Der Hinweis, daß die eigentlichen Seiten, auf denen die Privatsphäre der Betroffenen verletzt wird, trotz der Löschung in der Suchmaschine weiterbestehen, stimmt. Allerdings gilt hier auch weiter: Was Google nicht findet, existiert nicht.

Ganz unproblematisch ist die Entscheidung der Richter jedoch nicht. Auf die Frage, welche Inhalte ab welcher Zeit gelöscht werden dürfen, gibt es keine Antwort. Ausdrücklich hat das EuGH hervorgehoben, daß auch zutreffende Informationen gelöscht werden dürfen. Ausgenommen davon bleiben „Personen des öffentlichen Lebens“. Auch hier bleibt die Frage, wer denn nun zu den öffentlich relevanten Personen gehört?

Vieles wird davon abhängen, wie die Suchmaschinenanbieter und die Gerichte in den Nationalstaaten auf das Urteil reagieren. Wird Google sich aus der EU zurückziehen? Werden die Gerichte das Urteil aufweichen? Und werden eventuell neue Suchmaschinen im außereuropäischen Ausland entstehen, die sich nicht an das EU-Recht halten? Zumindest letzteres dürfte erfolglos bleiben. Googles Marktmacht ist nicht zu brechen. Die meisten haben sich längst an das Unternehmen gewöhnt.

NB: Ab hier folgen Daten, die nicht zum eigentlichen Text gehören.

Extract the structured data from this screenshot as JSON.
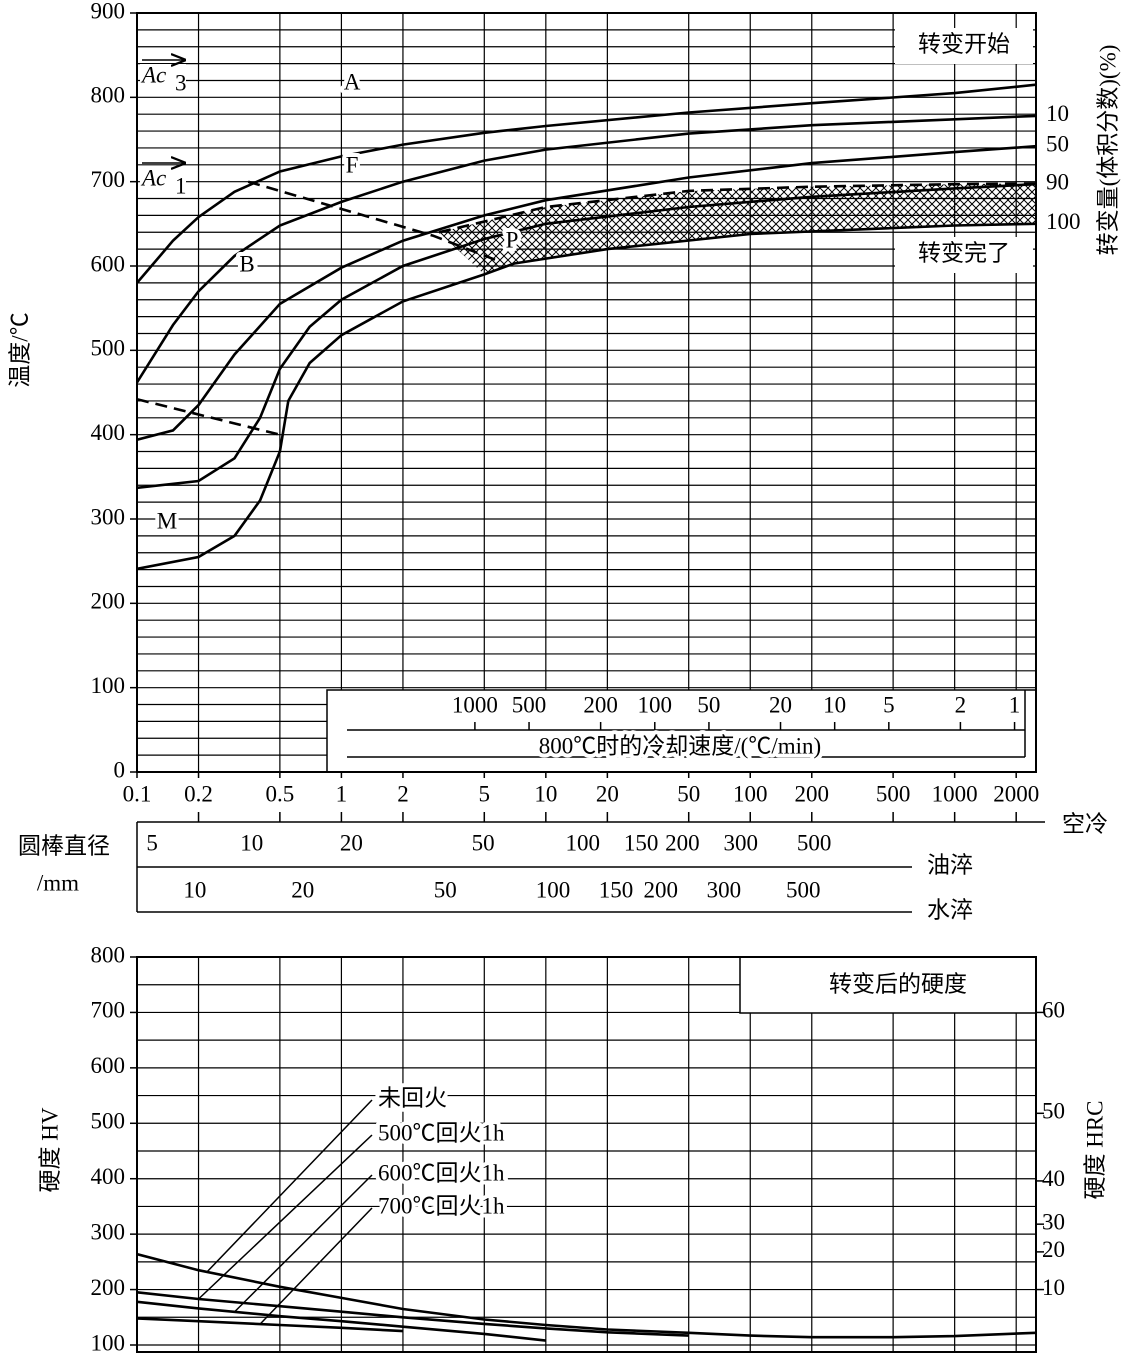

Die schon jetzt bestehende Konkurrenz wie Microsofts „Bing“ ist ebenfalls von dem Urteil betroffen und hatte nie eine echte Chance gegen Google.

Trotz aller Vorteile der Entscheidung, die endlich ein Recht auf die informationelle Selbstbestimmung schafft, bleibt ein leicht bitterer Beigeschmack. Erstmals hat der Gerichtshof eine Art von EU-Internet geschaffen, in der andere Regeln gelten als im Rest der Welt. Es steht zu befürchten, daß die Brüsseler Politiker bereits Pläne schmieden, ihr ganz eigenes Korsett um das Netz zu legen.